What makes Forty Creek interesting from an industry perspective is the approach. Rather than blending neutral grain spirit with a small percentage of flavouring whisky — the standard Canadian playbook — Forty Creek ferments and distils their corn, rye, and barley components separately before marrying them. It's a philosophy that has more in common with how a blended Scotch house might think about component management than how most Canadian distillers operate. The Copper Pot Reserve takes that a step further, with a finishing period in virgin oak and copper pot still distillation that gives the name its purpose rather than just its marketing hook.
At 43% ABV, this sits slightly above the Canadian minimum and feels like it. There's enough weight here to suggest the distiller actually wanted you to taste something rather than just swallow something. That sounds like faint praise, but in a category where 40% and maximum filtration are the norm, it matters.
Tasting Notes
I won't pretend to break this down into granular tasting notes here — that deserves its own dedicated session. What I will say is that the Copper Pot Reserve sits firmly in the rich, slightly spiced register that Forty Creek does well. The virgin oak finishing adds a layer of sweetness and vanilla that gives the whisky a broader, more assertive profile than you'd expect from a Canadian bottle at this price point. It's not subtle, but it's not trying to be. There's a warmth and a directness to it that I find genuinely appealing.
The Verdict
At £71.95, the Copper Pot Reserve is priced in a bracket where it's competing with decent single malts and solid bourbons, and it holds its ground better than you might expect. This isn't a whisky that's going to convert the hardcore peat-heads, but it's one I'd happily pour for someone who thinks Canadian whisky begins and ends with Crown Royal. It's a genuine craft product from a producer that takes the work seriously, bottled at an ABV that respects the drinker.

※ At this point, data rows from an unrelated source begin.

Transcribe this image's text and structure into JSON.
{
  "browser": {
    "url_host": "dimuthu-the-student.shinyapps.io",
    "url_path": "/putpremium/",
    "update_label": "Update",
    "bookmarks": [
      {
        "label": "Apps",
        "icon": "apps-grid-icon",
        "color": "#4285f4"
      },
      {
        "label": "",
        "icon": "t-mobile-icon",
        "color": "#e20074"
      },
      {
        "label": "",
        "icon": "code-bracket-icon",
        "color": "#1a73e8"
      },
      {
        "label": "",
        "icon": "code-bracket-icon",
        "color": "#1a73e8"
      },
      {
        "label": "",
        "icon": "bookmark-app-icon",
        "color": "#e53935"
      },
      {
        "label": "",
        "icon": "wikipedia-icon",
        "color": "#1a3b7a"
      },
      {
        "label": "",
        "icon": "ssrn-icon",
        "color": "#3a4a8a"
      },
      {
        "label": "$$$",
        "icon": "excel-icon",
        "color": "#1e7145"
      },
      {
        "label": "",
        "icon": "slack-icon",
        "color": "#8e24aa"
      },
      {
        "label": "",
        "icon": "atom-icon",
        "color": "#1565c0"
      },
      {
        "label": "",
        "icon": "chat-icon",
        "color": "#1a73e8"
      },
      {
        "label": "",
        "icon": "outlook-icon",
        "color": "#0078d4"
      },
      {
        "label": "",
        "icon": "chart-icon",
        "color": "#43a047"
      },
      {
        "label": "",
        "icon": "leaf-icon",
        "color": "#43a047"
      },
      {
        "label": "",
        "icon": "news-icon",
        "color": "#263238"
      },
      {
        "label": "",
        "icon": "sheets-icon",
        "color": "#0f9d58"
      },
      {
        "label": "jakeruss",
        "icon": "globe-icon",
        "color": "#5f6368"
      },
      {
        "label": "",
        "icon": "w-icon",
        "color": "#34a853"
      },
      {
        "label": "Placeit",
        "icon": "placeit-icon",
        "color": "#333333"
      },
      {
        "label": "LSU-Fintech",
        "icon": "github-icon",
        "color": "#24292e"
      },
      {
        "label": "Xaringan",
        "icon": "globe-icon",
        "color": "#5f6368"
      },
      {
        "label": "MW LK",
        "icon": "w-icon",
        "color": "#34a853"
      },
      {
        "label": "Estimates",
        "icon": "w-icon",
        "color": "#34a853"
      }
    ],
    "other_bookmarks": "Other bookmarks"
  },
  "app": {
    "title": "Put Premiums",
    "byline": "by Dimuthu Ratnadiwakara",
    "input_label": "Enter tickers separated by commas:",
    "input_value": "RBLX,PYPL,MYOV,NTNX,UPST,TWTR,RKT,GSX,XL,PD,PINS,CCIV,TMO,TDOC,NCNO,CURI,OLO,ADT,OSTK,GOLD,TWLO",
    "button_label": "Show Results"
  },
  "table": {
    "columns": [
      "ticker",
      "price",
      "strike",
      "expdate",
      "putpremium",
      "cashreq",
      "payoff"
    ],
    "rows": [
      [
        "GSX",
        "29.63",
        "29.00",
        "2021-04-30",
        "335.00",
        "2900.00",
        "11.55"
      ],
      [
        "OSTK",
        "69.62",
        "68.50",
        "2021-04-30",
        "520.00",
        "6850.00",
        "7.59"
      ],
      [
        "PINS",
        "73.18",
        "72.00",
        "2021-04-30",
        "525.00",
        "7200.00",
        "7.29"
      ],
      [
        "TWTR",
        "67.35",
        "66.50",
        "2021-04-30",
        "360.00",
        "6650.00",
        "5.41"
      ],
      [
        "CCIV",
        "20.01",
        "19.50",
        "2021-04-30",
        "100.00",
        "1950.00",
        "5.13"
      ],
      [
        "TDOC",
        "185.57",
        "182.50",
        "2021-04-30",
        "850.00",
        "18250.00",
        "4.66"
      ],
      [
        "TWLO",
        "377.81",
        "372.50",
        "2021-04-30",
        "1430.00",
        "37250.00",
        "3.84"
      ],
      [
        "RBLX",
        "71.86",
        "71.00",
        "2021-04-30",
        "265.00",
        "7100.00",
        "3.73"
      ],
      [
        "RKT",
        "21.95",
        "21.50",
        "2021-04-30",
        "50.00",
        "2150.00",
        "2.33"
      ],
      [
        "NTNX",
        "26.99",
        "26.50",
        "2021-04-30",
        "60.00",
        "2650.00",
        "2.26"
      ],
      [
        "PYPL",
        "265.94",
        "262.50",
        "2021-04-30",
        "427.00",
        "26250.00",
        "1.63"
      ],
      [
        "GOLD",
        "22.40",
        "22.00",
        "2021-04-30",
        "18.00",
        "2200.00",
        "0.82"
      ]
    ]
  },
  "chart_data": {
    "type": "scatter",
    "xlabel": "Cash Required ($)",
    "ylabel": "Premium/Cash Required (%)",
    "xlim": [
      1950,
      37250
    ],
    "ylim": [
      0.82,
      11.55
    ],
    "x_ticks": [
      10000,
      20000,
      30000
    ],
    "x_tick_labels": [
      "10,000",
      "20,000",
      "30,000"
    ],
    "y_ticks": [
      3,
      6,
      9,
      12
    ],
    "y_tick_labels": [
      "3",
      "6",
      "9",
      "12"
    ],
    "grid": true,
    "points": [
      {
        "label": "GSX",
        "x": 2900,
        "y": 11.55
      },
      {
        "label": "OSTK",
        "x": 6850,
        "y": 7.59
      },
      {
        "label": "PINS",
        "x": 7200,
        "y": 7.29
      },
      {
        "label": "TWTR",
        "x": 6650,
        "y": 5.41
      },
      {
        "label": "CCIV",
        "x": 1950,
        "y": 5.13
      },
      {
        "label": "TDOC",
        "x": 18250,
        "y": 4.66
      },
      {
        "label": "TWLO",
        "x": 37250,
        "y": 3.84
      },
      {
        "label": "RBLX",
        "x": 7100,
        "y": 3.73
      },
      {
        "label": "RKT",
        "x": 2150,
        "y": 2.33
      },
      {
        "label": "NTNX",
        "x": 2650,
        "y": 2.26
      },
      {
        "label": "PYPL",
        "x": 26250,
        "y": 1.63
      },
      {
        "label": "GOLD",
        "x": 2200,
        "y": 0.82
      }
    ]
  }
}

My 7.8 reflects a whisky that does exactly what it sets out to do, and does it with more character than most of its compatriots. It's not trying to be Scotch, it's not aping bourbon — it's confidently Canadian in a way that the category needs more of. If Forty Creek can keep making whisky at this level, the conversation around Canadian spirit will continue to shift in the right direction.
Best Served
Pour this neat at room temperature, or with a single cube of ice if the mood takes you. The virgin oak character opens up nicely with a small amount of dilution. It also makes a genuinely excellent Old Fashioned — the inherent sweetness and spice mean you can go lighter on the sugar and let the whisky do the talking. A proper gateway dram for anyone you're trying to convert to the Canadian cause.